Carbon−Carbon Bond Formation Reaction of Ethereal Oxonium Ylides via Metal−Enolate Intermediates

First, the carbon−carbon (C−C) bond-forming reaction of aldehydes with bicyclo[m.n.0]-1-oxonium ylides was studied as the ylide was transiently formed in the Rh(II)-catalyzed reaction of a nonenolizable diazoketone, namely, 2-(3-diazo-1,1-dimethyl-2-oxopropyl)-2-methyldioxolane (1). The reaction of 1 with benzaldehyde in the presence of ClTi(Oi-Pr)3 gave the three-carbon, ring-enlarged, and C−C-bonded product 2a (53%). Second, enolizable diazoketone 5 bearing no methyl substituents at the α-position was studied under similar catalytic conditions, and the ring-enlarged and C−C-bonded products 19a and 20a were also formed (87%) when titanium compound ClTi(Oi-Pr)3 or Ti(Oi-Pr)4 was used.

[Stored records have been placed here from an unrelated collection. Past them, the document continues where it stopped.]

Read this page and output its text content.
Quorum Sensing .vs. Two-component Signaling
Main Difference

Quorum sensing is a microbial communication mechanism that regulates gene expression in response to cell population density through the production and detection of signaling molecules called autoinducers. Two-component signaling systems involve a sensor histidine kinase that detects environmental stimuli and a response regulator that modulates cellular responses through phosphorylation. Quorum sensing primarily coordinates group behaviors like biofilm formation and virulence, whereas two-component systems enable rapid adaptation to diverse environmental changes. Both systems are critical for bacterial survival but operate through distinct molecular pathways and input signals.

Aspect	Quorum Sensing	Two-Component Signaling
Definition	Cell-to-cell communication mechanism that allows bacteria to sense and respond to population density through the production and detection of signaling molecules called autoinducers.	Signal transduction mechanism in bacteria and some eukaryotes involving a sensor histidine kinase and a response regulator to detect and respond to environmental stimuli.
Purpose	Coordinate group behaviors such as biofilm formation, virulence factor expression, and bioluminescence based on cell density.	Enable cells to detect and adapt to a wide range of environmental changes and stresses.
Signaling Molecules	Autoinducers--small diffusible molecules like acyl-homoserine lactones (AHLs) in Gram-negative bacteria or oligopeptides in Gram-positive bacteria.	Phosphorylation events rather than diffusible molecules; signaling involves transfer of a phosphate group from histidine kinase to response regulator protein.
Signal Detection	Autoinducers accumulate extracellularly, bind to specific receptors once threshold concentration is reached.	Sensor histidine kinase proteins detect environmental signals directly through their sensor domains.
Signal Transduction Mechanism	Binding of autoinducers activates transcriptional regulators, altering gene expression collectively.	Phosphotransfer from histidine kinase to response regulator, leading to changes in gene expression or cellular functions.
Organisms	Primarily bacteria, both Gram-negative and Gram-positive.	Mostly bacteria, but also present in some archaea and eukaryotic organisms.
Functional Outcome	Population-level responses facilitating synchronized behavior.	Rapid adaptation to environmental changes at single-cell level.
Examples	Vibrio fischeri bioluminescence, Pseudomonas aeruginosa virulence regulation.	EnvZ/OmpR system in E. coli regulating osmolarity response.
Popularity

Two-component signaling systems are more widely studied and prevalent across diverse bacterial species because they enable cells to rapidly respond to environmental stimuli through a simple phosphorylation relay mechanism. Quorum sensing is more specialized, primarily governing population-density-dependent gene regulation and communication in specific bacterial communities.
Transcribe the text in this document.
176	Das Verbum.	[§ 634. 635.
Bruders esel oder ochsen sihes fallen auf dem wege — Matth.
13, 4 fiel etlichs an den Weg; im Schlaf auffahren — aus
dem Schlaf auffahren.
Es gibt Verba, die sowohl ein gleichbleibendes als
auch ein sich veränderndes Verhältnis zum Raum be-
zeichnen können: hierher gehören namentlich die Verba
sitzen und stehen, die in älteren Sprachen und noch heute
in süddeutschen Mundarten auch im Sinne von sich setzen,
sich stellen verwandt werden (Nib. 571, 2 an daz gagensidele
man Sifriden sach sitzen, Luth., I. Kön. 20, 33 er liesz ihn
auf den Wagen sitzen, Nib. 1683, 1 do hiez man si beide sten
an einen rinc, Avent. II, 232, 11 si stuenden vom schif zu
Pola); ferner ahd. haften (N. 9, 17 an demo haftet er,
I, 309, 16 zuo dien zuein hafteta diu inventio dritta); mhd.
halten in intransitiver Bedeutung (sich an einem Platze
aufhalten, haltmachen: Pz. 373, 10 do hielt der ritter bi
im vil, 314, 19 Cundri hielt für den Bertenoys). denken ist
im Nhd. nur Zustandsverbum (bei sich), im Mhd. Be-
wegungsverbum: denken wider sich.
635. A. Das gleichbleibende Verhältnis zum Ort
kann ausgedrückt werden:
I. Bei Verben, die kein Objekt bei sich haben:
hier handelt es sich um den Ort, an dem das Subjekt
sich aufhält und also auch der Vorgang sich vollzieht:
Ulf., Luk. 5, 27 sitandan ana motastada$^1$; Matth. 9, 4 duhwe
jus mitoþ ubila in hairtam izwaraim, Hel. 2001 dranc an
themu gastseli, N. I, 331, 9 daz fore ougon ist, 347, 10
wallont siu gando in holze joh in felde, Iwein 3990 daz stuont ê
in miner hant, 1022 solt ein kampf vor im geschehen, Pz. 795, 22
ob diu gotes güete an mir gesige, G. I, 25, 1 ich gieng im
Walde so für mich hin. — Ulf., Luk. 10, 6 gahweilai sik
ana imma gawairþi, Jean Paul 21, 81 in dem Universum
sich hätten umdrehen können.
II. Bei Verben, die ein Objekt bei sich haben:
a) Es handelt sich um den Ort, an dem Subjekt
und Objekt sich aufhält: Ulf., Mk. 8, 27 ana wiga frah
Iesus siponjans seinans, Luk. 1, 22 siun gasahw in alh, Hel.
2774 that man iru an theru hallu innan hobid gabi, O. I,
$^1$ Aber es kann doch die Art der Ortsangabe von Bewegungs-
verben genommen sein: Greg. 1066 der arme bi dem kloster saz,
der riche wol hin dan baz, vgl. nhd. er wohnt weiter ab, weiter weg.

Similar reactions of diazoketones 27, 29, and 31 bearing a cyclic acetal ring and a longer tethering chain than 5 gave C−C-bonded products 28 (74%), 30 (8%), and 32 and 33 (overall 48%), respectively, albeit 28 and 30 possessed a spiro bisacetal structure. Thus, the hitherto unclarified C−C bond formation of ethereal oxonium ylides with carbonyl electrophiles was realized with the use of an appropriate Lewis acid, for example, ClTi(Oi-Pr)3.